The fact that Pope Francis has chosen to
start his new-broom act as leader of the universal Church with a
shake-up at the Vatican bank is significant.
During discussions among cardinal
electors that preceded the conclave at which he was chosen to
succeed Pope Benedict, time and time again the cloud of scandal that
has been swirling around the Vatican bank came up.
Pope Francis plans no long summer break, as has always been
customary for popes and their senior Vatican functionaries.
Except for a week-long journey to Rio to
attend a Catholic World Youth Festival at the end of July, and brief
day trips to Sardinia and to the shrine of his namesake, Saint
Francis, at Assisi later in the year, he intends to be at his desk
during most of the summer holidays.
The most important choice that Pope Francis now has to make is that
of his number two, the Cardinal Secretary of State.

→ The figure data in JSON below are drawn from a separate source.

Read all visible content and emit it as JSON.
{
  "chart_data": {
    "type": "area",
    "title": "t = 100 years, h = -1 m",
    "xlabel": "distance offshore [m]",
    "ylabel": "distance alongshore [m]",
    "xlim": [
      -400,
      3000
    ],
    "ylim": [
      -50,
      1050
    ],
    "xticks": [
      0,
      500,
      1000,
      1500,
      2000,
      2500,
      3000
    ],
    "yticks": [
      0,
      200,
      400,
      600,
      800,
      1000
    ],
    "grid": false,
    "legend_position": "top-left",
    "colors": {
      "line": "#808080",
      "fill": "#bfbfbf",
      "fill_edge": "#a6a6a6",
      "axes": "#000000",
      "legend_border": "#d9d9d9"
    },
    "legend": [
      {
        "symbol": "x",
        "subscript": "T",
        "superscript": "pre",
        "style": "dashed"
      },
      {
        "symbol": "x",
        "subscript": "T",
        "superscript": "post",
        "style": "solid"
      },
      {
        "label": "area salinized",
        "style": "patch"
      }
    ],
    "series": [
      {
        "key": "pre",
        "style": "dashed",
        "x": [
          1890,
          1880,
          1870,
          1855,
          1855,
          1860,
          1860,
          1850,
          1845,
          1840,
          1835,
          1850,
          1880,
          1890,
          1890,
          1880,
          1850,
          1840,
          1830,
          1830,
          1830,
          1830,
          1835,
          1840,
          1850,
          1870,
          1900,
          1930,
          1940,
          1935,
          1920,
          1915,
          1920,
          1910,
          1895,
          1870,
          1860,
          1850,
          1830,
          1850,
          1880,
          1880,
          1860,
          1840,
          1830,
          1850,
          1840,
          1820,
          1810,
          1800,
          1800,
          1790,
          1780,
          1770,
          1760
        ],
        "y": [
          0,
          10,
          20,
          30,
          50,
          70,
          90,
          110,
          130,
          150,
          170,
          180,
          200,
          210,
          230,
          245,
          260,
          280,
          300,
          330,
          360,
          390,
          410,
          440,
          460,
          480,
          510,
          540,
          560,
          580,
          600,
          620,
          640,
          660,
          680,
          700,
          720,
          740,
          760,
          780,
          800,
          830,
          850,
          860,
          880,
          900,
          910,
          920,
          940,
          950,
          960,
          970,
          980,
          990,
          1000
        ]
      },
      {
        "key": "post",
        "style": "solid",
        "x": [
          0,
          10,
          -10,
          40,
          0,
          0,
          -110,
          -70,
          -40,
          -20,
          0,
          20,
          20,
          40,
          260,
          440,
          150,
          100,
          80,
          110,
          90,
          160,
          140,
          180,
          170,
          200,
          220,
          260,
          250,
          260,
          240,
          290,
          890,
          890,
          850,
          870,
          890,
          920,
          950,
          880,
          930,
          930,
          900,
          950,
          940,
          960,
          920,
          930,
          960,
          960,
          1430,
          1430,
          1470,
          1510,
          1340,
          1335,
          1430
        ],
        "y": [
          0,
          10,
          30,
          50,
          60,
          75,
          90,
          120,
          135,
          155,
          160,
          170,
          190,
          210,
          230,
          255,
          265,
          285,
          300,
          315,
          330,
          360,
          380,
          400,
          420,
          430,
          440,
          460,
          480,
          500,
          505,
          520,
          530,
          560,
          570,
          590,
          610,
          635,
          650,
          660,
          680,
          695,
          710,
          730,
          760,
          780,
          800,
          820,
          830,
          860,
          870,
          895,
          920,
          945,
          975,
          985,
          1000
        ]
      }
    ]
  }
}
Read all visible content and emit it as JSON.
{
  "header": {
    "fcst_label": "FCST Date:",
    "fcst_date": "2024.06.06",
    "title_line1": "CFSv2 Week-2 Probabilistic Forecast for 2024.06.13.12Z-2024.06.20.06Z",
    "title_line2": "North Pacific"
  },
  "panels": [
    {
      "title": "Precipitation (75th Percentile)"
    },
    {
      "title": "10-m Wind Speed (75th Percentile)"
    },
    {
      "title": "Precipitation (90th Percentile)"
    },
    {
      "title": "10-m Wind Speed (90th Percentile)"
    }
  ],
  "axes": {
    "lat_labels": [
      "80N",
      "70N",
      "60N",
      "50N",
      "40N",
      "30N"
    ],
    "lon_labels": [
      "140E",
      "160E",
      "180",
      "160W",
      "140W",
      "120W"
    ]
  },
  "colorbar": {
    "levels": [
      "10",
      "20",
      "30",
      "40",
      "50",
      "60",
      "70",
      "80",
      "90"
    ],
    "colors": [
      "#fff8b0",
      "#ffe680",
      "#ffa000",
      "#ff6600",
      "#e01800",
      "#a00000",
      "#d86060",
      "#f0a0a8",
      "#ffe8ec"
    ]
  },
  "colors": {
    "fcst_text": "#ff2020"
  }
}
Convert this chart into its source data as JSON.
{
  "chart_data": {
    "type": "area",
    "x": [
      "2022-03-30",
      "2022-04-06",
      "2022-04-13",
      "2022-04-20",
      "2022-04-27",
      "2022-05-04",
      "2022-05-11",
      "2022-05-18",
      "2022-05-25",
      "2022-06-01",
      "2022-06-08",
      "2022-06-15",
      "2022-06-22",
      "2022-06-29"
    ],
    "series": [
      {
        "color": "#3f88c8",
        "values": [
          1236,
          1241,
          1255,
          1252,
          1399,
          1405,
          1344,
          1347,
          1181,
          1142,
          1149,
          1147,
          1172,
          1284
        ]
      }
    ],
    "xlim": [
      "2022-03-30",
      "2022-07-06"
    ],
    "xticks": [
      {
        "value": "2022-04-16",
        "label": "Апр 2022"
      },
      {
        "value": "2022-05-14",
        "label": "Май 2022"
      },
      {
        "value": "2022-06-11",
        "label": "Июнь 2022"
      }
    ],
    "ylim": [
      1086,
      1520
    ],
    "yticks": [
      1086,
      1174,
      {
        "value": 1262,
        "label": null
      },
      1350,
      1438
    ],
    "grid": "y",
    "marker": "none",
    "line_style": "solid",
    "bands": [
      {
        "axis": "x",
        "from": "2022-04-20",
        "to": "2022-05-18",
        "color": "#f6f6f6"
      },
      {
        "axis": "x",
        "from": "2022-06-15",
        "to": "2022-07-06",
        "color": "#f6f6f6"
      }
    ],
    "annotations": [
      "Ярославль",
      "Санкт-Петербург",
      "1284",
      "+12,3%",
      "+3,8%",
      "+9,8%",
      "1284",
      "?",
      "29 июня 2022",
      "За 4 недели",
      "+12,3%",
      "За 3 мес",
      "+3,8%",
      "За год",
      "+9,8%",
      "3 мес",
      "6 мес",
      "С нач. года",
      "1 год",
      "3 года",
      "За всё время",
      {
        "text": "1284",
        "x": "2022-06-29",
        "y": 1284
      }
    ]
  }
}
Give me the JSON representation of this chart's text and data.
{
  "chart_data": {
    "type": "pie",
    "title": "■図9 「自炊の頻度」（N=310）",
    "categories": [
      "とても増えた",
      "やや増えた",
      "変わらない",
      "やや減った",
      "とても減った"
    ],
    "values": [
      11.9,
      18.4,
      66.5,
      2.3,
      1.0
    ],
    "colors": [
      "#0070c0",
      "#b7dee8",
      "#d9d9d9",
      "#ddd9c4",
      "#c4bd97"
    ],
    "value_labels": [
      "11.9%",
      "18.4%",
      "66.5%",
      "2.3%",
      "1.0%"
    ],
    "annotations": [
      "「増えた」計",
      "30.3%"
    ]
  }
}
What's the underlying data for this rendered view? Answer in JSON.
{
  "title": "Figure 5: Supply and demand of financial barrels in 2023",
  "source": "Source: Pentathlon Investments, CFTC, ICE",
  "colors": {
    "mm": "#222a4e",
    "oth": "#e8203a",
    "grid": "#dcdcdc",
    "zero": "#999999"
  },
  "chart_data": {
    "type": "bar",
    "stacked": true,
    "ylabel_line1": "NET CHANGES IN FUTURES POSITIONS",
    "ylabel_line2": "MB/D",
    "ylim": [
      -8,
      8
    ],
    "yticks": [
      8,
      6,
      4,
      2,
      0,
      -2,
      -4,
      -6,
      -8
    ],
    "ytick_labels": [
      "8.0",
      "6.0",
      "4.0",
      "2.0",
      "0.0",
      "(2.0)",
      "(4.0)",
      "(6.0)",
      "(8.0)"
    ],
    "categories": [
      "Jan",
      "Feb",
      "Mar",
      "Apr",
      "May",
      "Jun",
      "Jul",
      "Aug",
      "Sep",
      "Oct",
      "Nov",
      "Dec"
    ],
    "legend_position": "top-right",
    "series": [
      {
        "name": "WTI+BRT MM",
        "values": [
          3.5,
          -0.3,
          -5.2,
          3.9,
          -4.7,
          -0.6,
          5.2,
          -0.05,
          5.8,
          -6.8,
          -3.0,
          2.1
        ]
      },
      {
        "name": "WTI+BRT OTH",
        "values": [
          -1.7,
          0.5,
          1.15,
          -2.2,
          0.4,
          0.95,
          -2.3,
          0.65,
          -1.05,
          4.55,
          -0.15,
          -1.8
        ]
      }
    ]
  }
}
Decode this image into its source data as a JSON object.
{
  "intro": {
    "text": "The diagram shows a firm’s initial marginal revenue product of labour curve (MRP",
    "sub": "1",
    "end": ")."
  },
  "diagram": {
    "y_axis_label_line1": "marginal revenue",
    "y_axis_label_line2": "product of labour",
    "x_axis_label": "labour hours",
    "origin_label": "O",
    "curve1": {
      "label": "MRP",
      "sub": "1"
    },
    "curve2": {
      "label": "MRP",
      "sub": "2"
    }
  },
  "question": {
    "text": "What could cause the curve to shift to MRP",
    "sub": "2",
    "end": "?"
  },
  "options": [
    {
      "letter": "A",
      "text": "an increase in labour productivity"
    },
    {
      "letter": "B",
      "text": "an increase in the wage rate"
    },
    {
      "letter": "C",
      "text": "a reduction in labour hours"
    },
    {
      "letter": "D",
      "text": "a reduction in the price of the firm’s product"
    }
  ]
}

The present incumbent, Cardinal
Tarcisio Bertone, selected by former Pope Benedict, is unlikely
to continue in his post. Cardinal Bertone has been an unpopular
Secretary of State because of his lack of experience in papal
diplomacy.
Earlier this month, Pope Francis called to Rome all the papal
diplomats representing the Holy See in countries around the world.
It is from their ranks that he is expected to choose his new
Secretary of State.
The new, simpler, more frugal Vatican of Pope Francis will shortly
begin to take shape - and he doubtless hopes that soon the whiff of
financial and sexual scandal that has besmirched the Vatican in
recent years will begin to blow away.